Mochuelos

Dibujitos de Bullito que fotografía Paula.
Fotografía: Dibujitos de Bullito que fotografía Paula.

Cuando mi cuarto era todo oscuridad y silencio, la casa dormida, la calle desierta y hasta los gatos callaban, yo abría los ojos y los veía iluminados como el niño dios de navidad. Piaban, graznaban, hasta maullaban a toda garganta, aunque solo yo los podía oír. Las cuatro crías de mochuelo tenían toda el hambre del mundo. Sacaba del primer cajón de la mesilla de noche una caja grande de las pastillas juanolas, llena de moscas muertas, y a cada uno le alcanzaba hasta el pico cinco dípteros. Al terminar el rito, callaban, cerraban sus enormes ojos amarillos rayados a medida que se apagaba el nido al pasar del blanco reluciente al triste amarillo, para rápido quedarse en un color pavo que se desvanecía.

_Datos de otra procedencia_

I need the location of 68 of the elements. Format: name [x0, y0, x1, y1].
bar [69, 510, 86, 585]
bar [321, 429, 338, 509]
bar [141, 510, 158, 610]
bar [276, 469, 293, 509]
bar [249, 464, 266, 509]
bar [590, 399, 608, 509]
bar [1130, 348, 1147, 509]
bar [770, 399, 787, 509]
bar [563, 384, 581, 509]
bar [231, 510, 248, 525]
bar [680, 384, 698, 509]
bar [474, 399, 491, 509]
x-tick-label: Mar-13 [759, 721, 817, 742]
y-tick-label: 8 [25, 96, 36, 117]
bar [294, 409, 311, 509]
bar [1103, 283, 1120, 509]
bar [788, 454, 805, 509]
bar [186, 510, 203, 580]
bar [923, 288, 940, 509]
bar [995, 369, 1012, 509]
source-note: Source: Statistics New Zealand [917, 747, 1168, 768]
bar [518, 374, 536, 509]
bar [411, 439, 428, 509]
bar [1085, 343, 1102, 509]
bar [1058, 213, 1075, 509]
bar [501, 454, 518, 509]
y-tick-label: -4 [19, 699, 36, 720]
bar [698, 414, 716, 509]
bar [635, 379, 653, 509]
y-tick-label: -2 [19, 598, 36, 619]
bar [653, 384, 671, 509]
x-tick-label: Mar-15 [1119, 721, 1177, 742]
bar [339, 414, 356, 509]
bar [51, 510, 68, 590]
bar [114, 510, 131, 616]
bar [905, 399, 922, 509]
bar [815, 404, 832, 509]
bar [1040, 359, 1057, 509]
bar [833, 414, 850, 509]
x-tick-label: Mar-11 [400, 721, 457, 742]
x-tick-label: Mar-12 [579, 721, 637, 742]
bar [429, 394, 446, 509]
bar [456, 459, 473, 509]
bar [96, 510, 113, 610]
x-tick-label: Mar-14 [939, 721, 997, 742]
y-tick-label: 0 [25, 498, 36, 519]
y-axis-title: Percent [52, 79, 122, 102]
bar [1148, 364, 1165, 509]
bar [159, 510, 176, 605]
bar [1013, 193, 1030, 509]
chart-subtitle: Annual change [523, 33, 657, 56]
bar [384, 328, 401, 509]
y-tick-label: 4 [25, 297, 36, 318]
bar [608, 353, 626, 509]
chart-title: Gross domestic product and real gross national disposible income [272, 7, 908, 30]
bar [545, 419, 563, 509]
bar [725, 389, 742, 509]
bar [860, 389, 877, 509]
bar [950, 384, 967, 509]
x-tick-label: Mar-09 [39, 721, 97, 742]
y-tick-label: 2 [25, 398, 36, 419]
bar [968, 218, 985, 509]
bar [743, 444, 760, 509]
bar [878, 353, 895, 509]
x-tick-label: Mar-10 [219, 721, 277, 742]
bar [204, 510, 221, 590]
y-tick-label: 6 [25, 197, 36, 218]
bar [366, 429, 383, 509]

Así ocurrió durante muchas noches, o quizás madrugadas, hasta que el viaje a Ronda – todo excitación – terminó con el hechizo. Este despertar mágico lo conté muchos años después a algunos amigos y familiares y no hubo nadie que no lo creyera. Llegué a pensar que lo debía de contar con magisterio para que lo sintieran como real, una historia auténtica.

Así era. Una tarde calurosa de primavera, las herraduras de la yegua arrastrando el polvo de la vereda y mi padre con la chambra al hombro: la dehesa era un concierto desordenado y sinfónico de múltiples sonidos. El piar de los pájaros competía con el  sssssssssssss manso del viento contra los alares arromerados del encinar, el beee cencerrero de un rebaño de ovejas lejano y el piafar periódico y riguroso de la yegua.  De pronto, la algarabía niña muy próxima de unos pollitos. Estaban al lado. Mi padre detuvo la caminata, contuvo la jaca y aguzó el odio. “¡Mochuelos! ¡Son mochuelos! Están cerca; allí, allí, en el villar”. Ató la alazana a la rama de un quejigo y corrió hasta un promontorio de piedras bien ordenado.

 

«Allí estaban cuatro polluelos de mochuelo hambrientos».

 

Salté de la enjalma (también por encima del grito de mi madre) y salí chutando hasta el villar que, con sumo cuidado, desmontaba mi padre. Antes de que yo llegara me alcanzó su sonrisa enorme y la mirada alegre de unos ojos como soleadas piedrecillas verdes: ¡había visto el tesoro! Allí estaban cuatro polluelos de mochuelo con sus picos tan abiertos como escandalosos; gargantitas rosadas en unas cabezas prominentes y cuerpecillos revestidos de un plumón pardo negruzco atravesado por rayones deslucidos de amarillo blancón. “Tienen hambre”, dije. Pero mi padre ya se había percatado y buscaba alrededor no se qué para aliviarles la gazuza. Un hormiguero próximo vino en nuestra ayuda. Durante unos minutos no hicimos otra cosa que acarrear hormigas para calmarlos.

“¿Nos los llevamos al cortijo?”. “No, hay que dejarlos con sus padres. Míralos, míralos, están revoloteando preocupados por si los maltratamos”. Volvió a poner las piedras que ocultaban el nido y nos fuimos, aunque ese nido se vino conmigo para siempre.